Real-Time Resampling
We do it using a 50-tap windowed sinc filter whose coefficients are calculated in real-time. The following paragraphs explain the issue in more detail.
Introduction
Let us for example take the case where we want to play back an audio file at a different speed than its recording speed (like playing a vynil record at 33 instead of 45 RPM or vice-versa). It can be done using sample rate conversion (or simply resampling), and playing back the file at a constant "standard" rate (usually 44100 Hz). If we are playing the file at its original speed (100% speed), we are moving from the first to the last sample with a step equal to 1, and output the values of the samples 44100 times per second. If we have to play back the file at a lower speed, the step must be lower than 1, or it must be a fractional number between 0 and 1. If the speed is higher than 100%, the step must be higher than 1, and again can be a fractional number. Then we output the new values 44100 times per second again. But if the step is fractional, how can we get the values of these intermediate points? Of course the easiest and the fastest way is to use the nearest neighbour (zeroth order polynomial interpolation), but even without knowledge of digital signal processing theory, it is obvious that this method will produce serious artefacts and audible distortion. The problem is to interpolate between the samples of the original file to find the new values to be played.
The First Method
Time domain interpolation between the samples using polynomial interpolation. If the polynomial is of infinitely high order, the resulting value at the calculated point will have infinitely high precision. With 16-bit accuracy, the polynomial will have to be of order somewhere between several hundreds and several thousands. Lagrange interpolation can be used, but it is very time-consuming.

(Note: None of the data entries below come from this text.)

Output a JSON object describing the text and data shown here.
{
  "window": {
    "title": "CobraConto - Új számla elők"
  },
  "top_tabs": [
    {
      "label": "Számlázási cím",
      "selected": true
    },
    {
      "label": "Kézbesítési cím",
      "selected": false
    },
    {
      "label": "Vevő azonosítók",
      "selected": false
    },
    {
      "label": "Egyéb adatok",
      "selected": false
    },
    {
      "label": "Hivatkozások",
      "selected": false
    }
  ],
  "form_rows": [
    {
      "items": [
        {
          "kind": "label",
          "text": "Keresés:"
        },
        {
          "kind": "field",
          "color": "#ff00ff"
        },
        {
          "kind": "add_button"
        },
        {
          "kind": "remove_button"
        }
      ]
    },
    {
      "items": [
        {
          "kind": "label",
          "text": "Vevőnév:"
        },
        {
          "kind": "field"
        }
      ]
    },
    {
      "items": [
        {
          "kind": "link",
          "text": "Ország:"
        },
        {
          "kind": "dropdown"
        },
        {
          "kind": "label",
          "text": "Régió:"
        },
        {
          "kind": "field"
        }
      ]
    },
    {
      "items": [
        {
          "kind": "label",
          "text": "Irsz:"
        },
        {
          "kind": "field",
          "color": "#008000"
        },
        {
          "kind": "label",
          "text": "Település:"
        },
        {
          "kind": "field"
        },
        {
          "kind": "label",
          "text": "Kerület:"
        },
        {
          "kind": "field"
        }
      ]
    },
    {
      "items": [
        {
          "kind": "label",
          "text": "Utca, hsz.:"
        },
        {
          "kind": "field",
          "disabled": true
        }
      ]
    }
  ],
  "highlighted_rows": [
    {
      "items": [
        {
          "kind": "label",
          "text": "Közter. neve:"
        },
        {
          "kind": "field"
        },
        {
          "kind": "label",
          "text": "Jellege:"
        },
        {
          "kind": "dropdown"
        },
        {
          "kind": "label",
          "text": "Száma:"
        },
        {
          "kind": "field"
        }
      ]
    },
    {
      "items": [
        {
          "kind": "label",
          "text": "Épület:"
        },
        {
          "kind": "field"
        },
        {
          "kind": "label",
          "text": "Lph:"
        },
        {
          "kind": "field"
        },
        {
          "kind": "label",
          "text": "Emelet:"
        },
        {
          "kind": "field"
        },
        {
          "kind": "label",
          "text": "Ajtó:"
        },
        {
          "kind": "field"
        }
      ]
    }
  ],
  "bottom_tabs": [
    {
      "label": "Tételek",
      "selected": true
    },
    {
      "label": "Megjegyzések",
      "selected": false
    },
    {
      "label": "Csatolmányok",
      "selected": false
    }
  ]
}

The simplest resampling routine uses a linear interpolation (first order polynomial) to approximate the exact values between the samples. Linear interpolation has two major problems:
*The magnitude (and the power) of all frequencies is reduced. The high frequencies are reduced more than the others, and it is very audible.
*The lost power produces non-harmonic "parasitic" signals with magnitude comparable to the magnitude of the true signal at high frequencies (over 10 kHz).
As a strength side of the linear interpolation, we can point that it is very fast – our test assembly code could be executed even on a 386 in real time!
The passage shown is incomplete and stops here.